Last night I crashed an airplane.

During the annual of this Tiger, I had found over 100 items that would have grounded the plane.  It had been maintained by the owner.  It was a really messed up Tiger.  Really messed up.  After I delivered it, it was worse.
  -  Gary L Vogt

On Friday, 17 April 1998, I departed Fox Field at around 7:15pm to deliver an airplane to it's owner who lived in a private fly-in community in Southern California. My cruising altitude was around 5,500 feet for the entire flight. About 10 miles out I began to reduce altitude to the pattern altitude of 4,410 feet (airport altitude was 3,410 feet). I arrived around 8:00pm and entered the traffic pattern by overflying the airport on 'the 45' at around 4,400 feet, reducing power as I overflew the airport. I entered the downwind leg for runway 24 and noticed the airspeed indicator was at the top of the white arc (103 knots). I added about 1/3 flaps. As the plane slowed to below 100 knots I began my base leg and added full flaps to slow the plane down and to steepen the decent.

After I lined up on the runway, which was very well lighted, I glanced down at the airspeed indicator which showed 85 knots. While looking at the airspeed indicator I heard a "Kunk" sound and immediately looked up and noticed the propeller had stopped; it was silhouetted in the dusk against the sunset. I thought I'd had a catastrophic engine failure. I then noticed some power lines in my path and at the same time noticed the lights of the runway flicker and go out. I quickly pulled back on the yoke to keep from hitting the power lines, lost airspeed, pushed the nose over to gain back airspeed and thought I could still make the runway.

I stretched the glide the best I could by flying right on the edge of a stall. The airplane suddenly began to sink and I hit the ground in a nose level to slightly nose up attitude. I skidded along the desert for about 50 yards. I began to think I was going to come to a stop with very little damage to the plane and then I noticed that someone had cut a dirt road, perpendicular to the runway and about six to seven feet lower than the surface on which I was skidding. My thought was, "Damn it, I'm going over an embankment."

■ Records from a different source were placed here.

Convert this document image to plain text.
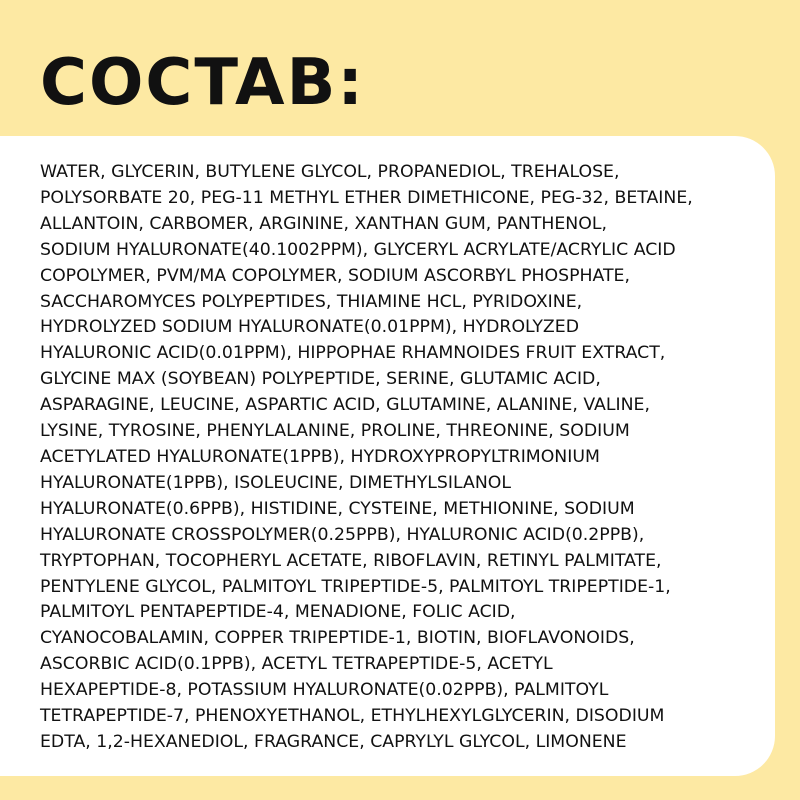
COCTAB:

WATER, GLYCERIN, BUTYLENE GLYCOL, PROPANEDIOL, TREHALOSE,
POLYSORBATE 20, PEG-11 METHYL ETHER DIMETHICONE, PEG-32, BETAINE,
ALLANTOIN, CARBOMER, ARGININE, XANTHAN GUM, PANTHENOL,
SODIUM HYALURONATE(40.1002PPM), GLYCERYL ACRYLATE/ACRYLIC ACID
COPOLYMER, PVM/MA COPOLYMER, SODIUM ASCORBYL PHOSPHATE,
SACCHAROMYCES POLYPEPTIDES, THIAMINE HCL, PYRIDOXINE,
HYDROLYZED SODIUM HYALURONATE(0.01PPM), HYDROLYZED
HYALURONIC ACID(0.01PPM), HIPPOPHAE RHAMNOIDES FRUIT EXTRACT,
GLYCINE MAX (SOYBEAN) POLYPEPTIDE, SERINE, GLUTAMIC ACID,
ASPARAGINE, LEUCINE, ASPARTIC ACID, GLUTAMINE, ALANINE, VALINE,
LYSINE, TYROSINE, PHENYLALANINE, PROLINE, THREONINE, SODIUM
ACETYLATED HYALURONATE(1PPB), HYDROXYPROPYLTRIMONIUM
HYALURONATE(1PPB), ISOLEUCINE, DIMETHYLSILANOL
HYALURONATE(0.6PPB), HISTIDINE, CYSTEINE, METHIONINE, SODIUM
HYALURONATE CROSSPOLYMER(0.25PPB), HYALURONIC ACID(0.2PPB),
TRYPTOPHAN, TOCOPHERYL ACETATE, RIBOFLAVIN, RETINYL PALMITATE,
PENTYLENE GLYCOL, PALMITOYL TRIPEPTIDE-5, PALMITOYL TRIPEPTIDE-1,
PALMITOYL PENTAPEPTIDE-4, MENADIONE, FOLIC ACID,
CYANOCOBALAMIN, COPPER TRIPEPTIDE-1, BIOTIN, BIOFLAVONOIDS,
ASCORBIC ACID(0.1PPB), ACETYL TETRAPEPTIDE-5, ACETYL
HEXAPEPTIDE-8, POTASSIUM HYALURONATE(0.02PPB), PALMITOYL
TETRAPEPTIDE-7, PHENOXYETHANOL, ETHYLHEXYLGLYCERIN, DISODIUM
EDTA, 1,2-HEXANEDIOL, FRAGRANCE, CAPRYLYL GLYCOL, LIMONENE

After the plane went over the embankment and came to rest on the dirt road, my next recollection was of me standing outside the airplane looking in and wondering, "Did I shut the Master switch off and turn the fuel selector to off?" I didn't remember taking off my shoulder harness and seat belt, or getting out of the plane, but I must have, because as I stood there I thought, "I don't remember doing these things yet they were done."

A post crash examination of the airplane revealed a three to four inch gash in the spinner (as if someone had taken a can opener to the spinner near the propeller hub) and there were some marks on one propeller blade which looked like it had scraped on something. One of the maintenance workers said he went up and looked at the power lines on the first row of power lines (furthest from the runway). Apparently there were two rows of power lines and somehow I had hit a wire on the first row. A maintenance worker said NONE of the power lines were broken. One power line, however, had been pulled out of it's support. Power was restored about an hour after the incident.

I had talked with the owner of the airplane just 30 minutes before I left and he didn't mention the power lines or the fact that the terrain rose significantly on both the approach and departure ends of the runway. I double checked my Los Angeles sectional and there is no indication of an obstruction on the approach to the runway. The second set of power lines (closest to the approach end of the runway) was clearly marked with red balls. The set of power lines which I hit was NOT marked in any way.

Lessons Learned: When entering an unknown airport during any time of day when the visibility is marginal, be sure to get an adequate briefing of what to look for and what to expect.